Top economists are warning Americans to brace for several years of high inflation at rates not seen in decades.
Inflation, of course, means the reduction of purchasing power for every dollar in your pocket — and it's coming lightning quick.
"The Fed's preferred inflation gauge — the overall PCE index, which includes food and energy prices — rose 3.9% in May, nearly double the central bank's 2% target," the Wall Street Journal reported.
What are the details?
The Wall Street Journal recently spoke to several prominent economists who relayed a grim forecast about the near future of the American economy.
In fact, they're predicting that inflation will rise to levels not seen since the early 1990s — and expectations have worsened since April.
The respondents on average now expect a widely followed measure of inflation, which excludes volatile food and energy components, to be up 3.2% in the fourth quarter of 2021 from a year before. They forecast the annual rise to recede to slightly less than 2.3% a year in 2022 and 2023. That would mean an average annual increase of 2.58% from 2021 through 2023, putting inflation at levels last seen in 1993.
"We are transitioning to a higher period of inflation and interest rates than we've had over the last 20 years," Joel Naroff, chief economist at Naroff Economics LLC, said.

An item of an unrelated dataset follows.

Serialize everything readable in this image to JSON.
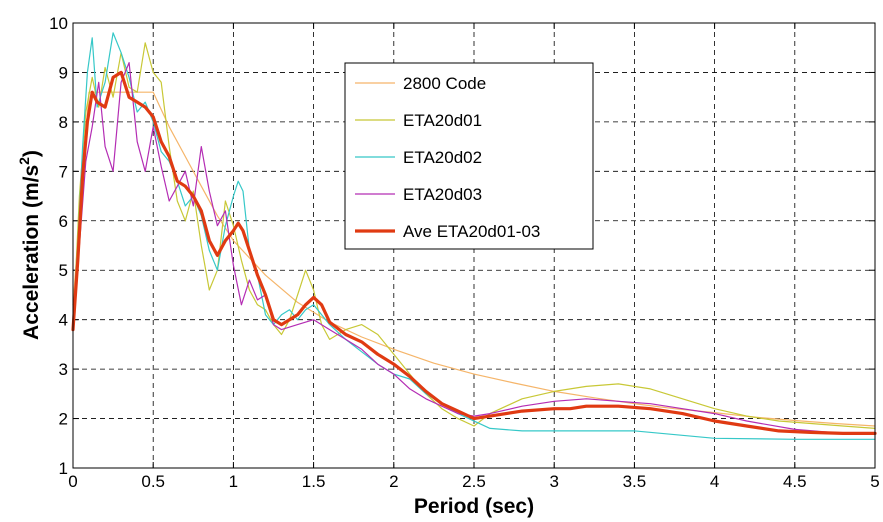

"Inflation is expected to surge longer and longer — longer than the Fed previously thought," Diane Swonk, chief economist at Grant Thornton, explained. "The Fed is now likely to raise rates in the first half of 2023, although some Fed presidents will be nipping at the bit to move sooner."
Kevin Swift, chief economist at the American Chemistry Council, meanwhile, told the Journal there is a danger "that monetary authorities are behind the curve."
"I'm not saying hyperinflation is around the corner, just that a lot of things have come together in the last year, and the overall trend of costs across the board is growing faster than in the last five or 10 years," Swift warned.
What's driving the inflation?
According to the Journal, the Fed blames hiring shortages and shortages of raw materials for the inflation, as well as "largely transitory factors" related to the American economy's resurgence from the COVID-19 pandemic.
However, Larry Summers — who served as treasury secretary under Bill Clinton and director of the National Economic Council under Barack Obama — believes something else is contributing to rapid inflation.
In a recent interview with PBS, Summers blamed President Joe Biden's policies for treating the American economy as if it were still at the height of the pandemic.
"The main risk is that our economy's going to overheat," he said. "And then once it overheats, it's going to be hard to put out the fire without doing a lot of damage and causing a lot of problems."
"If you looked at how the economy was coming into this year, we had total wages and salaries coming to people were 20 or 30 billion dollars a month lower because many of them had to be home because of COVID and the economy was slowed," Summers explained. "But we put in a stimulus that was putting into the economy more than 200 billion dollars a month. And so when you take a hole and you overfill it, you're likely to have problems."